Background: Clinical prediction models aim to facilitate treatment decisions, by providing estimates of absolute risk utilizing individual patient characteristics (such as age, gender and treatments received. Prediction models are usually evaluated for their ability to predict the target outcome. However, widely used measures of performance regarding discrimination and calibration do not quantify a model's ability to predict treatment benefit, i.e. the absolute difference in risk arising due to treatment. For this reason, the concordance-statistic for benefit ('c-for-benefit') has been recently proposed. This employs a procedure where individuals are matched according to their predicted benefit. The statistical properties of c-for-benefit are currently unclear, thus hampering its implementation and interpretation.
Objectives: We aim to assess the statistical properties of c-for-benefit and to propose alternative measures for quantifying a model's ability to predict treatment benefit.
Methods: We explore the potential advantages and limitations of c-for-benefit using theoretical arguments.
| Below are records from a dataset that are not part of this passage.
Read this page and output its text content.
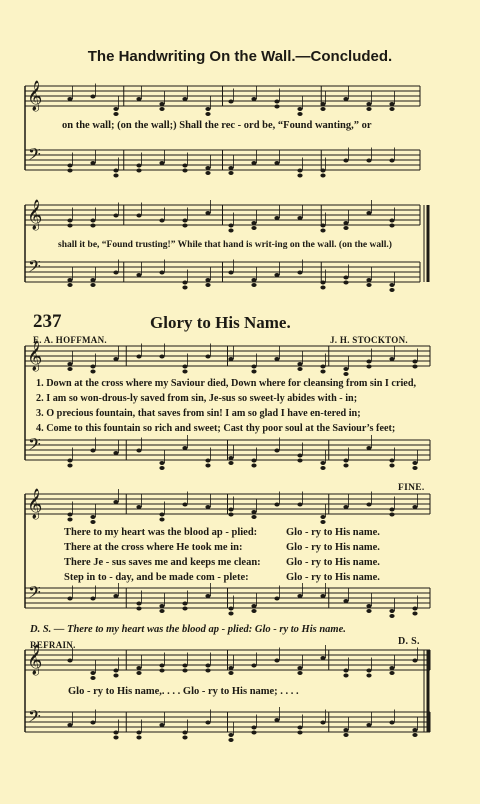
The Handwriting On the Wall.—Concluded.
𝄞
𝄢
𝄞
𝄢
𝄞
𝄢
𝄞
𝄢
𝄞
𝄢
on the wall; (on the wall;) Shall the rec - ord be, “Found wanting,” or
shall it be, “Found trusting!” While that hand is writ-ing on the wall. (on the wall.)
237	Glory to His Name.
E. A. HOFFMAN.	J. H. STOCKTON.
1. Down at the cross where my Saviour died, Down where for cleansing from sin I cried,
2. I am so won-drous-ly saved from sin, Je-sus so sweet-ly abides with - in;
3. O precious fountain, that saves from sin! I am so glad I have en-tered in;
4. Come to this fountain so rich and sweet; Cast thy poor soul at the Saviour’s feet;
There to my heart was the blood ap - plied:
There at the cross where He took me in:
There Je - sus saves me and keeps me clean:
Step in to - day, and be made com - plete:
Glo - ry to His name.
Glo - ry to His name.
Glo - ry to His name.
Glo - ry to His name.
FINE.
D. S. — There to my heart was the blood ap - plied: Glo - ry to His name.
REFRAIN.	D. S.
Glo - ry to His name,. . . . Glo - ry to His name; . . . .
We then perform a series of simulations, aiming to demonstrate these properties in practice. Hereto, we generate datasets with a binary outcome where the treatment effect is either constant or modified by patient-level covariates. These datasets are then used to develop prediction models that account for the received treatment. Subsequently, we assess the performance of all developed models using the c-for-benefit, and illustrate its properties in real clinical datasets.
Results: In accordance with our theoretical arguments, in many simulated scenarios the estimated c-for-benefit provided a distorted picture of the model's predictive performance. Simulations showed that estimates for c-for-benefit are often close to 0.5 and tend to be inaccurate, even for correctly specified models. Large values for c-for-benefit were only obtained when the interaction effect is very strong and depends on continuous covariates.
Conclusions: The c-for-benefit may be problematic for validating predictions of treatment benefit, unless there are strong interactions between treatment and continuous covariates. For this reason, we recommend alternative measures to quantify model performance.